I just got Jamel Shabazz’s incredible book of photos, Back in the Days. In a nutshell, it documents hip hop and street culture (mostly in NYC) from 1980-1989.
The incredibly varied sense of fashion in hip hop culture during the early days is striking. It was not all homogenous the way it is today (yes, I am tired of seeing straight brimmed ballcaps and massive hoodies as the uniform of hip hoppers). People were trying different things and going their own way, whether it be in terms of dress, dance, DJ’ing, graff or MC’ing. As a result there is a palpable sense of adventure and individuality in Shabazz’s photos.
This closely parallels what is going on in PR/marketing right now. Like hip hop culture in the 1980’s and into the early 1990’s the terms of the game are far from defined. There is no playbook for the new tools. This is what makes it exciting to be working in the field right now. Different firms are using different tools in different ways every day.
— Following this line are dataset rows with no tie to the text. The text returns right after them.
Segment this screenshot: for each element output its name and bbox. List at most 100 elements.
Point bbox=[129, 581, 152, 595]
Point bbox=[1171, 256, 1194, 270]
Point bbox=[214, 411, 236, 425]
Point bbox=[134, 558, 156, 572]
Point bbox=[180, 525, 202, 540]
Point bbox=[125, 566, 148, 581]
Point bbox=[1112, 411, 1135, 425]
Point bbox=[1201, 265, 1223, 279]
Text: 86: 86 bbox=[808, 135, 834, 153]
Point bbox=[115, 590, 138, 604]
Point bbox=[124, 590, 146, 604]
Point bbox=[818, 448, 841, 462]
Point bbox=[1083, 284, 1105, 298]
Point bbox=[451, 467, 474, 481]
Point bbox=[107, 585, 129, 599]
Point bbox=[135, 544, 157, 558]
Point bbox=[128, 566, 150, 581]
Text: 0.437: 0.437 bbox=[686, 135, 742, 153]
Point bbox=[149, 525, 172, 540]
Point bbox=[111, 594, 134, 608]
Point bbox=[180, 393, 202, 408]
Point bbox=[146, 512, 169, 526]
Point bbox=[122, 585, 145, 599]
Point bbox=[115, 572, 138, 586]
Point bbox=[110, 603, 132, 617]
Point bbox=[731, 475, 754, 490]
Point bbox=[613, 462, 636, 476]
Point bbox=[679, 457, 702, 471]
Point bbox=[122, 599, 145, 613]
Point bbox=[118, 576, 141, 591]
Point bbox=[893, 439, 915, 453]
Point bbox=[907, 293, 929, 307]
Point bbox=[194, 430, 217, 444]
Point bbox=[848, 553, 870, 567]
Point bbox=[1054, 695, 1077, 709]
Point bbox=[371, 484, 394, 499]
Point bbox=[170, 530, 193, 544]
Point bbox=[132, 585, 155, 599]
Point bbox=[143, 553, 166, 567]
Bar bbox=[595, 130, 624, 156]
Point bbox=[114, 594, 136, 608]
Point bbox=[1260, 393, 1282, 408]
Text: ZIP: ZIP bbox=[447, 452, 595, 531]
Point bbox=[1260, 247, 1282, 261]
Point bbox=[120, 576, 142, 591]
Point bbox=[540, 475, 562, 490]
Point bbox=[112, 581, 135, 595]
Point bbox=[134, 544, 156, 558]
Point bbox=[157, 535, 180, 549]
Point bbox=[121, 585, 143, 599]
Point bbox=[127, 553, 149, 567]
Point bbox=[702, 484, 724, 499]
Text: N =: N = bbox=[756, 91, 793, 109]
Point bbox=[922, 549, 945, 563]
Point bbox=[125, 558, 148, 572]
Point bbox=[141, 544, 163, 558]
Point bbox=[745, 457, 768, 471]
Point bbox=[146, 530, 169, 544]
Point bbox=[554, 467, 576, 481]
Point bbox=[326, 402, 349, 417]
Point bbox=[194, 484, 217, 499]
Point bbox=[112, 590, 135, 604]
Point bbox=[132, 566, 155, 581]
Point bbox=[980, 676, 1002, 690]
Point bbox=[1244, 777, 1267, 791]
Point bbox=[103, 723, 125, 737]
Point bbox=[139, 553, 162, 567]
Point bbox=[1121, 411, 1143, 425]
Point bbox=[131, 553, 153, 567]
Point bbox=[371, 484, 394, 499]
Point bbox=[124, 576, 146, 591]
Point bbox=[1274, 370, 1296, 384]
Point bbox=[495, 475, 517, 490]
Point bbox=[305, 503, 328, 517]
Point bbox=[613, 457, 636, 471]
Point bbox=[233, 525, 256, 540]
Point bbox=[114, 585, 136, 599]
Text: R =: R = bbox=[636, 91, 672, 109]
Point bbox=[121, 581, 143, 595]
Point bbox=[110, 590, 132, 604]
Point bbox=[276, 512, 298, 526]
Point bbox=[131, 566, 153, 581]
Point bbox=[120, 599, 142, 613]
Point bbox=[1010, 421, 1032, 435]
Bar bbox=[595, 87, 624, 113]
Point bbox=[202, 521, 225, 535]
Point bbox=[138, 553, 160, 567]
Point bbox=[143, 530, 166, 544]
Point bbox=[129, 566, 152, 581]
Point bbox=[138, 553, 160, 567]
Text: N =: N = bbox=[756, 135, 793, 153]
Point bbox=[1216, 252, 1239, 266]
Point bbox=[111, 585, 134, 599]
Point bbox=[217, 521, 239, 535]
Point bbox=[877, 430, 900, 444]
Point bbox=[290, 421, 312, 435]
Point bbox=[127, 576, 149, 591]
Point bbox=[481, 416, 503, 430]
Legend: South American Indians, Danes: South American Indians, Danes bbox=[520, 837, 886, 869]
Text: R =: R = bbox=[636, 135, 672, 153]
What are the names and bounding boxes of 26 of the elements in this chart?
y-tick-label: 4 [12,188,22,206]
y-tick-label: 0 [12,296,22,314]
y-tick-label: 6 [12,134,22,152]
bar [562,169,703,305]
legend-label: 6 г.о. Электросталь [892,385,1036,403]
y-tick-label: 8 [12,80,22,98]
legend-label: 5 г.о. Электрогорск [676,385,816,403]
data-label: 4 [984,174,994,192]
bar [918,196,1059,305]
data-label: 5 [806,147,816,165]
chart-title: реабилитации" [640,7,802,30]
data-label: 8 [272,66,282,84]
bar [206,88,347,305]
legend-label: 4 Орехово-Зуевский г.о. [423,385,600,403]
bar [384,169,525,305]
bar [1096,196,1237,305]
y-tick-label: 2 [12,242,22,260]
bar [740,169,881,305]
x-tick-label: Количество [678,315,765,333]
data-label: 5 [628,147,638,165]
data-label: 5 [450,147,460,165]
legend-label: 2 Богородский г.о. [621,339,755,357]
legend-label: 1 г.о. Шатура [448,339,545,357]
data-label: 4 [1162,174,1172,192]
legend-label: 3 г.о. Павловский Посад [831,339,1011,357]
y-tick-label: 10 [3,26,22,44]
Like the MC’s who defined the Golden Era of hip hop, innovative marketers are, to quote Jelani Cobb, “literally creating themselves and their art form at the same time.”
Having no playbook is interesting but it won’t last forever. Hip hop definitely got one eventually – and guys like Souljah Boy and Lil Wayne now rule the roost in the eyes of many. Thank God some folks are still throwin it down right. When the dust settles on this dynamic era, let’s hope marketers and PR folks are able to preserve the right elements of what is going on now in this most interesting of times.
What do you hope we preserve from the here and now? What do you hope gets jettisoned?